With the abuse escalating after 14 years, Rotundo started recording him on her phone to document their run-ins.

"I'm videotaping every f---ing time I step out of my apartment. That's the terror we had with this man," she said. "Every time we walked out the door we put video on cause we were scared of him. Every time I vacuumed, every time [I took out] the garbage.

"And I didn't realize how horrible [it was] until Joe's gone."

'I'd Rather be a Coward Than a Hero'

Stepinski tried to be friendly with Barrett and always remained cordial, even when he wanted to retaliate, so as not to set Barrett off, Rotundo said.

"I'd rather be a coward than a hero in this situation," she remembered him saying.

The situation was so tense that the couple had been planning to move upstate to Newburgh.

Despite Stepinski​'s nonconfrontational attitude, the campaign of abuse came to a deadly conclusion on March 6 when, according to prosecutors, Barrett shot Stepinski in the head outside their home.

Barrett then had a two-hour standoff with police from inside Rotundo's apartment and trained his gun at an responding officer, officials said.

Rotundo said Barrett called her from Stepinski's phone from their apartment after he'd killed him.
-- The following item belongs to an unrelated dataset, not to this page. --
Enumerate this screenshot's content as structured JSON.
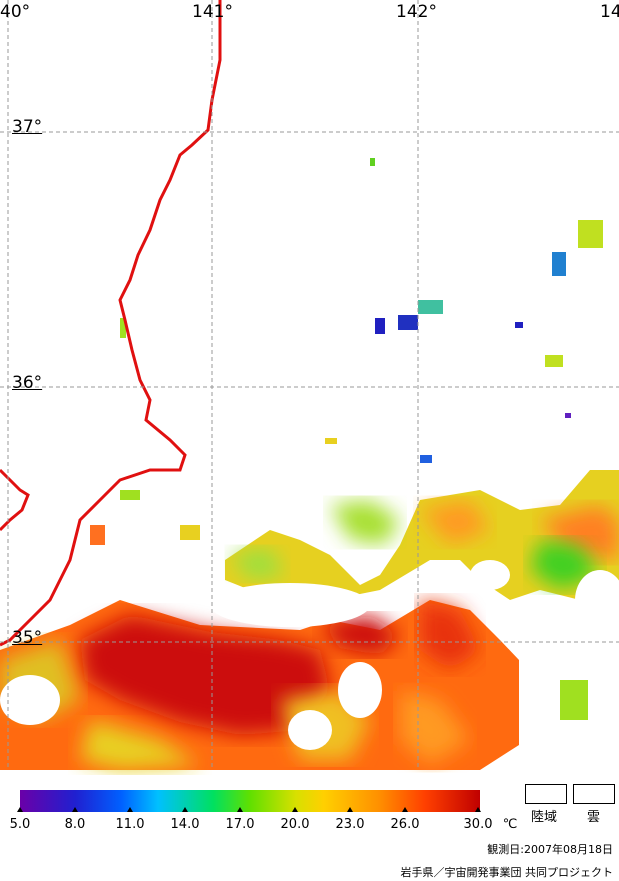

She picked up and the caller said, "'Come home right now,' three times."

"I was confused. I thought, 'Oh Joe,' but he didn't say, 'babe,'" Rotundo said, noting that Stepinski always called her "babe."

Rotundo believes Barrett wanted to kill her, too.

"He would have killed the kids," said Rotundo of her 10- and 6-year-old. "It would have been us."

Stepinski died four days later and left many of his organs to others, already helping save three people's lives and potentially improving the lives of more than 75 people, according to LiveOnNY, which oversaw the donations.

Rotundo, choking back tears, recalled what a loving partner Stepinski was and denied what police called a longstanding feud between her, Stepinski and Barrett.

"He did everything for me and the children, 24 hours a day — anything, he was there," she said. "He picked the kids up from school, picked them up from judo. He went shopping. He did laundry.

"Everything but the dishes, literally," she added with a smile. "He loved us so much and all he wanted to do was make us happy. He was only good. That's all he was."